The passage of Obamacare in 2010 has presented further challenges. Of the rural hospitals that have failed since 2005, 65% failed after Obamacare came into full effect in 2013.
Obamacare reduced the payments that the federal government made to hospitals for treating the uninsured and also limited their ability to write off bad debt. That likely hit rural hospitals harder than urban ones since rural areas tend to have more uninsured residents.
Those cuts were made to offset Obamacare’s expansion of Medicaid, the federal-state health program for the poor.

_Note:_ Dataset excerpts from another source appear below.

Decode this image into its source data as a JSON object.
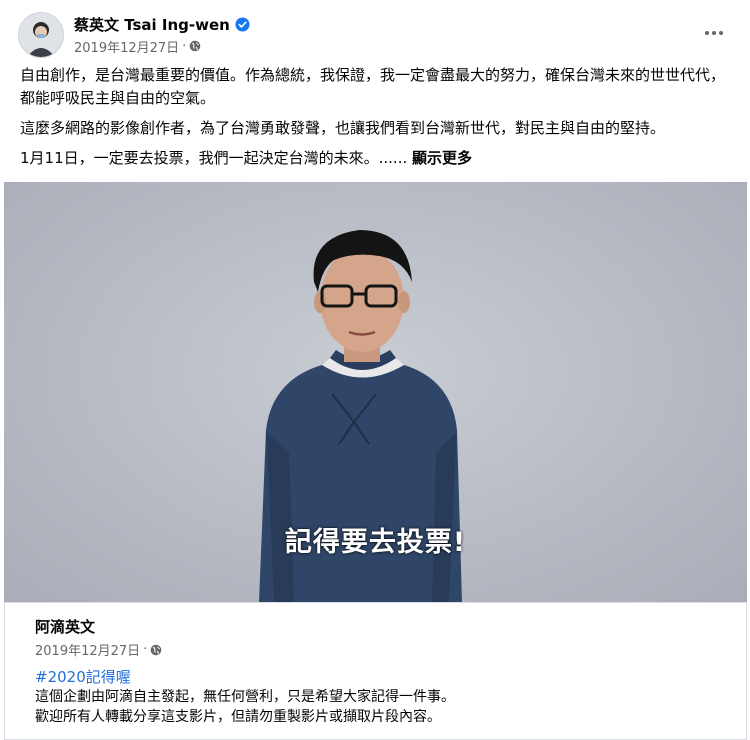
{
  "post": {
    "author": "蔡英文 Tsai Ing-wen",
    "date": "2019年12月27日",
    "separator": "·",
    "paragraphs": [
      "自由創作，是台灣最重要的價值。作為總統，我保證，我一定會盡最大的努力，確保台灣未來的世世代代，都能呼吸民主與自由的空氣。",
      "這麼多網路的影像創作者，為了台灣勇敢發聲，也讓我們看到台灣新世代，對民主與自由的堅持。",
      "1月11日，一定要去投票，我們一起決定台灣的未來。......"
    ],
    "see_more": "顯示更多"
  },
  "video": {
    "subtitle": "記得要去投票!"
  },
  "shared": {
    "page_name": "阿滴英文",
    "date": "2019年12月27日",
    "separator": "·",
    "hashtag": "#2020記得喔",
    "desc_lines": [
      "這個企劃由阿滴自主發起，無任何營利，只是希望大家記得一件事。",
      "歡迎所有人轉載分享這支影片，但請勿重製影片或擷取片段內容。"
    ]
  },
  "icons": {
    "verified": "verified-badge-icon",
    "globe": "globe-icon",
    "more": "more-options-icon"
  },
  "colors": {
    "link": "#216fdb",
    "verified": "#1877f2",
    "secondary_text": "#65676b"
  }
}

In theory, many people previously uninsured would enroll in Medicaid, leading to more revenue for hospitals.
However, 13 states have refused to expand Medicaid. Eight of those states are in the South.
“If a [rural hospital] is in a state that did not expand Medicaid … that is highly predictive of hospital closure,” said Topchik.
Not everyone is convinced by that explanation.
“There is another school of thought that says that the South has always had hospitals that are facing tougher finances, and that was [the case] even before Medicaid expanded,” said Holmes.
Topchik also noted that rural hospitals that are part of a larger hospital system are at a lower risk of closure than ones that are “stand-alone.”
Titus is a stand-alone hospital, and Scoggin says that limits his administrative resources.
“Private insurers are always looking to not pay us,” he said. “We don’t have a lot of resources … to fight the denials, the first time, the second time, or the third time. We don’t have the resources to get into the billing the way the larger health systems do to ensure payment.”
Additionally, Obamacare compelled Medicare and Medicaid to focus more on value-based payments that require hospitals to meet certain goals, such as ensuring that enough of their patients keep their hypertension and diabetes under control.
“We have the opportunity to get the same amount of money as before, but we have to go through all of these hurdles now to get it,” said Scoggin. “We’re losing money that’s out there because we don’t have enough administrative personnel or resources [to comply].”
Finally, rural hospitals face an additional threat as COVID-19 appears to surge in rural areas.
“Rural hospitals, nationally, are stable. But this is a short window of time,” said Morgan. “Rural hospitals either have to find a way to fully restart outpatient elective procedures, or they are going to need additional federal assistance. And unfortunately, with the surges we’re seeing in rural areas right now, the option to reopen outpatient procedures isn’t there.”